Jacob (Robert Pattinson) is a young veterinary student with a great future ahead of him. That is, until a personal tragedy leaves him wandering penniless, without destination or hope. But Jacob has a date with destiny. When he hops aboard a passing train it turns out to be the home of The Benzini Brothers Circus – and its star attraction, the radiant Marlena (Reese Witherspoon). With no other prospects, Jacob joins the troupe. He starts at the bottom but his veterinary skills see him quickly promoted to working with the animals, including Rosie the Elephant – which brings him closer to Marlena. A mesmerising performer who has a natural gift with animals, Marlena is trapped in her marriage to the circus ringmaster and owner August (Christoph Waltz).

There aren’t too many circus related films these days, with the last I can recall watching recently on this quest of mine Tim Burton’s very fine adventure‘Big Fish’. Quickly setting the tone and telling the story is old Jacob, terrifically played by Hal Halbrook, Water for Elephants isn’t really about the circus, yes there are some stunningly glitzy scenes of the ‘Big Top’, but these serve merely as a backdrop to this troubled romance story between a married woman, and the newest kid on the block.

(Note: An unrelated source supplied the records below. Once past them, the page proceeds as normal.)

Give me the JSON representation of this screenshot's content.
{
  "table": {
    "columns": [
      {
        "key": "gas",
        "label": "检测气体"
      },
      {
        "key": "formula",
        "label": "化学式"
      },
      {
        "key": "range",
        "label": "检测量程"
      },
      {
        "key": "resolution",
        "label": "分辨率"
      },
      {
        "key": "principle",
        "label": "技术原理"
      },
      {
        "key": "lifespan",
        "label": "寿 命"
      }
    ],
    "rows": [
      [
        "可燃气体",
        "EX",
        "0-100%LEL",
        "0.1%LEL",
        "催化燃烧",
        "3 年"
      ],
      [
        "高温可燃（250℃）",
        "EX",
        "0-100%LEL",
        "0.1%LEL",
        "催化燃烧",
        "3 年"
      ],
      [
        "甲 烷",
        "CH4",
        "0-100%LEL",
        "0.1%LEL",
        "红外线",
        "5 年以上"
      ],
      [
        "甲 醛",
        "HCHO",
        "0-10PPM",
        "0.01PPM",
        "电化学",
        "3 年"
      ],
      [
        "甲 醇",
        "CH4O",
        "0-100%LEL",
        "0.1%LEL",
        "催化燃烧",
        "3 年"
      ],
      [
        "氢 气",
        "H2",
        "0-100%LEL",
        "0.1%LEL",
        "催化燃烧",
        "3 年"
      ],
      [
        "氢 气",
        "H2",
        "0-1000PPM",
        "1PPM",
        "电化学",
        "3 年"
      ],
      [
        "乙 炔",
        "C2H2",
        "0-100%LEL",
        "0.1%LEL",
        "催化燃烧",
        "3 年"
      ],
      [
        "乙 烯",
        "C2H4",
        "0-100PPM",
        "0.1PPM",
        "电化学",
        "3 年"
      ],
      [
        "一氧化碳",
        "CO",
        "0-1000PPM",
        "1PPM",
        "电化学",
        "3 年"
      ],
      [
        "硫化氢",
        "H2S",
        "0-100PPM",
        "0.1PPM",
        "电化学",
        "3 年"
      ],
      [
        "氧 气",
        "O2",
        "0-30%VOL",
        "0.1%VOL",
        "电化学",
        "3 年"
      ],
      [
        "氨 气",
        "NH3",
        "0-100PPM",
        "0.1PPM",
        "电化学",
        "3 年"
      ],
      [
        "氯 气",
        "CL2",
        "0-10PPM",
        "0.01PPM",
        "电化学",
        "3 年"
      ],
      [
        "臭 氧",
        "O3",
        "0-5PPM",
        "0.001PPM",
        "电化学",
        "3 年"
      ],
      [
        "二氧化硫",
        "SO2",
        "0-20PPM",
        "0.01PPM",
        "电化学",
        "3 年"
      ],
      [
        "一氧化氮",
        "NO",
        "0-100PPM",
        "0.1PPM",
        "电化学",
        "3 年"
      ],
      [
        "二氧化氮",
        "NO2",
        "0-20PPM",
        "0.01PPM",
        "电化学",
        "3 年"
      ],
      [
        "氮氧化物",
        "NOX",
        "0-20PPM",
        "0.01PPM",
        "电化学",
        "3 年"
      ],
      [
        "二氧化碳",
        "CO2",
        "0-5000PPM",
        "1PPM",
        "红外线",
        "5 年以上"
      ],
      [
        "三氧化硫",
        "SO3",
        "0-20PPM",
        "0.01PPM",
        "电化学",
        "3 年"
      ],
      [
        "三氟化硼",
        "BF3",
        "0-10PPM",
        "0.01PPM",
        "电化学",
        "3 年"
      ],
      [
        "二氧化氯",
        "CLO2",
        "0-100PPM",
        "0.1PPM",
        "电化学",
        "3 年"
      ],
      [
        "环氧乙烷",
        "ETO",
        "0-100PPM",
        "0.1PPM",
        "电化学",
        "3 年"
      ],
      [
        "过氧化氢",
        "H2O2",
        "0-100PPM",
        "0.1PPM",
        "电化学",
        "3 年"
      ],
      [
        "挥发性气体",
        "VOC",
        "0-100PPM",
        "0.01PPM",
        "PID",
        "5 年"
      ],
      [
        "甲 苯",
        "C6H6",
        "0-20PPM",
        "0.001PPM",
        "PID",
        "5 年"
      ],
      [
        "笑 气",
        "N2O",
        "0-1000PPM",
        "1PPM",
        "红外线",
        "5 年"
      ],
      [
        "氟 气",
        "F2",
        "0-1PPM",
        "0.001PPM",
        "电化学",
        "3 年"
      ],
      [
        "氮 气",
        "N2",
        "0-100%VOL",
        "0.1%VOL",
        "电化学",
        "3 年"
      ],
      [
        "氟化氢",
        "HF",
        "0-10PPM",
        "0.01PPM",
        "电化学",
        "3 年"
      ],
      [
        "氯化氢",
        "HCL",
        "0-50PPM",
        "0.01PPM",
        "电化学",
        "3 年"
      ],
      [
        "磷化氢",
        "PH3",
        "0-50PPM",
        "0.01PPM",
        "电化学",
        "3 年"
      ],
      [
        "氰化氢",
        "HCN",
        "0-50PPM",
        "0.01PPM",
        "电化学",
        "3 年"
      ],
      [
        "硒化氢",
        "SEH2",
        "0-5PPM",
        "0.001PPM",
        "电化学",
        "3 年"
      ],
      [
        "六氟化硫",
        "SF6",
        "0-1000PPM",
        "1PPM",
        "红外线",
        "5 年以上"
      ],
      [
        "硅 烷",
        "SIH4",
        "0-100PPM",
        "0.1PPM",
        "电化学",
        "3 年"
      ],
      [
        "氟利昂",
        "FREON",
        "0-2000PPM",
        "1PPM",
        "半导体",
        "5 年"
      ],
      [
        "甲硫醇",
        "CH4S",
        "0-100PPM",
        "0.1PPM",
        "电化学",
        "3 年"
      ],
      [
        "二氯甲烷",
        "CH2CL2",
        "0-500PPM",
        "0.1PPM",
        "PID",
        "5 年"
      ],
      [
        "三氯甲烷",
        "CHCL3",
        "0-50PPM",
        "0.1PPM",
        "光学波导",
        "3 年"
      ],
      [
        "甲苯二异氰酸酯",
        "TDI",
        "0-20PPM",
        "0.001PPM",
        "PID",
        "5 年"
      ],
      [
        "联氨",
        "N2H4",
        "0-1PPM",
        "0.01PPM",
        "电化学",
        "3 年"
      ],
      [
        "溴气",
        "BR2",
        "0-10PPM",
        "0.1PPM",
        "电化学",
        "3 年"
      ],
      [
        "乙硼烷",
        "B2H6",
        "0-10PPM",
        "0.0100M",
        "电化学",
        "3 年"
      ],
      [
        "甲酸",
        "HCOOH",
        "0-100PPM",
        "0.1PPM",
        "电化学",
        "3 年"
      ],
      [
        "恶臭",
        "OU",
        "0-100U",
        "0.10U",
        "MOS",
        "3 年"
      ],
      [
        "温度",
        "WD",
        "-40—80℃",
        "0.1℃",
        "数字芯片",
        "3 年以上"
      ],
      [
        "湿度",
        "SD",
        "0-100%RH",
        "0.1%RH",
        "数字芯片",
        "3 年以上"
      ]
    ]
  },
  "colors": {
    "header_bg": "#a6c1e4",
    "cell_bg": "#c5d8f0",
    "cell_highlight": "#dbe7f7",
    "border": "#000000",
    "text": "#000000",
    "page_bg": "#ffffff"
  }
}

After managing to side-step the everyone has seen apart from me (heard bad reports), Twilight franchise, this was the first time I had encompassed an R-Patz performance and he does a good job here displaying a range of emotions as the youth at a crossroads in his life. Reece Witherspoon does what she does well with the majority of her roles, charming and cute in the unconvincing romance with Jacob, with this being far from the passionate Oscar-winning performance for her strong portrayal of June Carter in ‘Walk the Line’. There’s no doubt though, just as he was in his Oscar-winning ‘Inglourious Basterds’ turn, that Christoph Waltz is the real star of this show as Marlene’s husband August, where one minute he lulls you into complacency with a friendly demeanour only for the next to be terrifyingly sadistic.

Water for Elephants suffers from the all too familiar romantic drama syndrome at times, but it does offer a certain charm to make it an enjoyable period piece.